Sosyal medyanın yarattığı güzellik algısı konusunda gençlerin medya okuryazarlığı kazanmasını sağlayabilmek, sağlıklı vücut imajı ve özsaygı konusunda onlara destek olabilmenin de önemli olduğunu düşünüyorum. Gençlerin, gerçeklikle çelişen güzellik standartlarına maruz kaldıklarında, bunların yalnızca birer idealize edilmiş imaj olduğunu anlamaları ve kendilerini bu standartlarla kıyaslamak yerine kendi benliklerini sevmeyi öğrenmeleri önemlidir. Ebeveynler, eğitimciler ve toplum olarak, çocuklara “farklılık bir eksiklik değildir, aksine zenginlik ve değer taşır” anlayışını benimsetebiliriz.

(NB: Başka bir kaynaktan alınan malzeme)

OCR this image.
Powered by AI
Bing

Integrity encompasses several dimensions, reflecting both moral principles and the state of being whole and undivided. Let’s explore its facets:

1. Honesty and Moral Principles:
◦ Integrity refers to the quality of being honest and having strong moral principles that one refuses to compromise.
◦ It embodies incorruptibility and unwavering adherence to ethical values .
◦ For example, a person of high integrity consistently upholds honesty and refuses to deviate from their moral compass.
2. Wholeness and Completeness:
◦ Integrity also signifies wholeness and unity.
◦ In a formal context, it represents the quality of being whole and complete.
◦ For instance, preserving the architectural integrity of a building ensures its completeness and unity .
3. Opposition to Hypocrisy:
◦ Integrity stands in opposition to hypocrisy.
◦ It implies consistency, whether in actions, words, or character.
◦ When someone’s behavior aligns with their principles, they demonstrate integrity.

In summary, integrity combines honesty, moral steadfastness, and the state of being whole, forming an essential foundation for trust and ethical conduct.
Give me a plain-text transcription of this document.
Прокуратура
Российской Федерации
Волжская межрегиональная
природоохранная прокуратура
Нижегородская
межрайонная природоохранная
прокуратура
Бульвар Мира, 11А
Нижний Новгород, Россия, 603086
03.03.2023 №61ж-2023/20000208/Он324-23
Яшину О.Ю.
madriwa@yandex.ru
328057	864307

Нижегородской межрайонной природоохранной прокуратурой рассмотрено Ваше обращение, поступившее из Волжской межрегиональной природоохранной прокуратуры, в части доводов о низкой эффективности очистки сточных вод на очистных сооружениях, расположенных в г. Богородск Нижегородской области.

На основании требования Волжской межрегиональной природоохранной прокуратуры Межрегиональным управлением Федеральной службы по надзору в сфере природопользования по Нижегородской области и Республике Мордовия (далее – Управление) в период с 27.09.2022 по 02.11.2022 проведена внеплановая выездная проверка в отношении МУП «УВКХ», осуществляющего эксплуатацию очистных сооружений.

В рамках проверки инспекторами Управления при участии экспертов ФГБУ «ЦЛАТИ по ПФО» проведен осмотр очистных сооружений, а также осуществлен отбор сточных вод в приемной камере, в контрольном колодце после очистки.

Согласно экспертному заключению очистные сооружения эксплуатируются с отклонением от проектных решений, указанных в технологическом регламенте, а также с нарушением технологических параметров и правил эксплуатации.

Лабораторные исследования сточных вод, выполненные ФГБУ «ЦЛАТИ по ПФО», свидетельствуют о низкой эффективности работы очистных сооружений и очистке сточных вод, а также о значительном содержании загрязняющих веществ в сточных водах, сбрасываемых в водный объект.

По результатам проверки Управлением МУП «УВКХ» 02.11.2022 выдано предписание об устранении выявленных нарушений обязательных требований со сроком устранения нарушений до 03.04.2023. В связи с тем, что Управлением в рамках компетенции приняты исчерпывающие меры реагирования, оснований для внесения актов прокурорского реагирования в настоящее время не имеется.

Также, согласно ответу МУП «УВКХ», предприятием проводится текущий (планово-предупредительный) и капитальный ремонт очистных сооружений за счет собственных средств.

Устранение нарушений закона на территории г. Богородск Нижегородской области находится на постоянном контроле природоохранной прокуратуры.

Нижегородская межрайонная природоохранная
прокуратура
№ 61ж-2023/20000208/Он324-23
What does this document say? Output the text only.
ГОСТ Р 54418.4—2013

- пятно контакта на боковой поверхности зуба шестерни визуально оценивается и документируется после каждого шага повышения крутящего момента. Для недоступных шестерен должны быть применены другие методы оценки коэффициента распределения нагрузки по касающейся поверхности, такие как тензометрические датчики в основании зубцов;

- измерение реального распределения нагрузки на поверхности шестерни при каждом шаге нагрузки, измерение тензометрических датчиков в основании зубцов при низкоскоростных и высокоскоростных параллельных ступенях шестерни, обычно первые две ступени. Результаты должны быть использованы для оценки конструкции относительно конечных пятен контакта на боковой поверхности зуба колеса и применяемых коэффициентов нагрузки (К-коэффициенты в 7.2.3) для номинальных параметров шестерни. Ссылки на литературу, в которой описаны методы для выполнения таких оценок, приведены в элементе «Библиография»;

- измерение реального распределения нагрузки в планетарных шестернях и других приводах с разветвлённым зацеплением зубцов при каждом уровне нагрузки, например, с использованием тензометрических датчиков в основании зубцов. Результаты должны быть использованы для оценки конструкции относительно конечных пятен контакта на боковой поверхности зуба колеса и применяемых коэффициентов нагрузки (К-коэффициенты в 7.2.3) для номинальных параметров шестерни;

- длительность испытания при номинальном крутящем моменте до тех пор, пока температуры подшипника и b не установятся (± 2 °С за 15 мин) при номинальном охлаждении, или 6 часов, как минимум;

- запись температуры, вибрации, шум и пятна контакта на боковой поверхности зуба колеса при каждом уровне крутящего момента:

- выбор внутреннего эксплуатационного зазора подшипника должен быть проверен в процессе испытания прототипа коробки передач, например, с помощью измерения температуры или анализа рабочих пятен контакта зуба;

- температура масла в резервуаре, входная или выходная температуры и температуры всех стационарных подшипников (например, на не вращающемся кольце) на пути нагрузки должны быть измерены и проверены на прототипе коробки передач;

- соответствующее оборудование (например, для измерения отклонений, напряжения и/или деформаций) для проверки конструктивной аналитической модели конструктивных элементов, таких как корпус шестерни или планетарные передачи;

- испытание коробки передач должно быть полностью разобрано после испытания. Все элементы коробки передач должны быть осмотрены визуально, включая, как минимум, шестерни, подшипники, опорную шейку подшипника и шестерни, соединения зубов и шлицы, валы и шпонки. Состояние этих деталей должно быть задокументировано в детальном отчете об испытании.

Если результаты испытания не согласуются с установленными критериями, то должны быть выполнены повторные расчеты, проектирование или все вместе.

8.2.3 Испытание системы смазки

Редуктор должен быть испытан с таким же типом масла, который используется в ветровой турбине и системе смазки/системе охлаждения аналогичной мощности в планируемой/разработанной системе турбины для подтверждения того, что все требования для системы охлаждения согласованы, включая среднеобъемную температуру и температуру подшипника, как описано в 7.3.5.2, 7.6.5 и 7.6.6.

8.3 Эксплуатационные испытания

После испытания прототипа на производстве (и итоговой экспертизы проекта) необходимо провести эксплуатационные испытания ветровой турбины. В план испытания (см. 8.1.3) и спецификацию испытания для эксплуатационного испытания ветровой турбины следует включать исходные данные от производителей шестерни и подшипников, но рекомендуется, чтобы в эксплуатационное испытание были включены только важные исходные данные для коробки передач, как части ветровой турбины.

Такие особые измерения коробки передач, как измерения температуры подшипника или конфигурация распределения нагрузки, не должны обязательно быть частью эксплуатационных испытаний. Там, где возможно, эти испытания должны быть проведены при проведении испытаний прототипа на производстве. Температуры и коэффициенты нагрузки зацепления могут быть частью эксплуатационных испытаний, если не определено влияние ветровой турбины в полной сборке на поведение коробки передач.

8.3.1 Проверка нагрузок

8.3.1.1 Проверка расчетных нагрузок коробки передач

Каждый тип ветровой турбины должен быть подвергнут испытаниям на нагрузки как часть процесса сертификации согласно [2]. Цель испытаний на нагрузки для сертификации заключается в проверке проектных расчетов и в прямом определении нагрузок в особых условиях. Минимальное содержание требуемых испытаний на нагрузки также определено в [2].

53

Konuklarımızın ve araştırmaların katkıları ışığında aileler, ergenlik çağındaki kızlarına sosyal medyayı doğru ve sağlıklı bir şekilde kullanmayı öğretebilir, onların gerçek güzelliklerini fark etmelerine yardımcı olabilir ve onlara sevgi, destek ve güven verebilir.

Eğitimciler, ergenlik çağındaki kızlara sosyal medyanın yarattığı güzellik algısının gerçek dışı olduğunu anlatabilir, onlara medya okuryazarlığı kazandırabilir ve onların kişisel gelişimlerine katkı sağlayabilir. Toplum ise, sosyal medyada sunulan güzellik algısına karşı eleştirel bir bakış açısı geliştirebilir, ergenlik çağındaki kızların çeşitliliğini ve farklılığını kabul edebilir ve onlara saygılı davranabilir.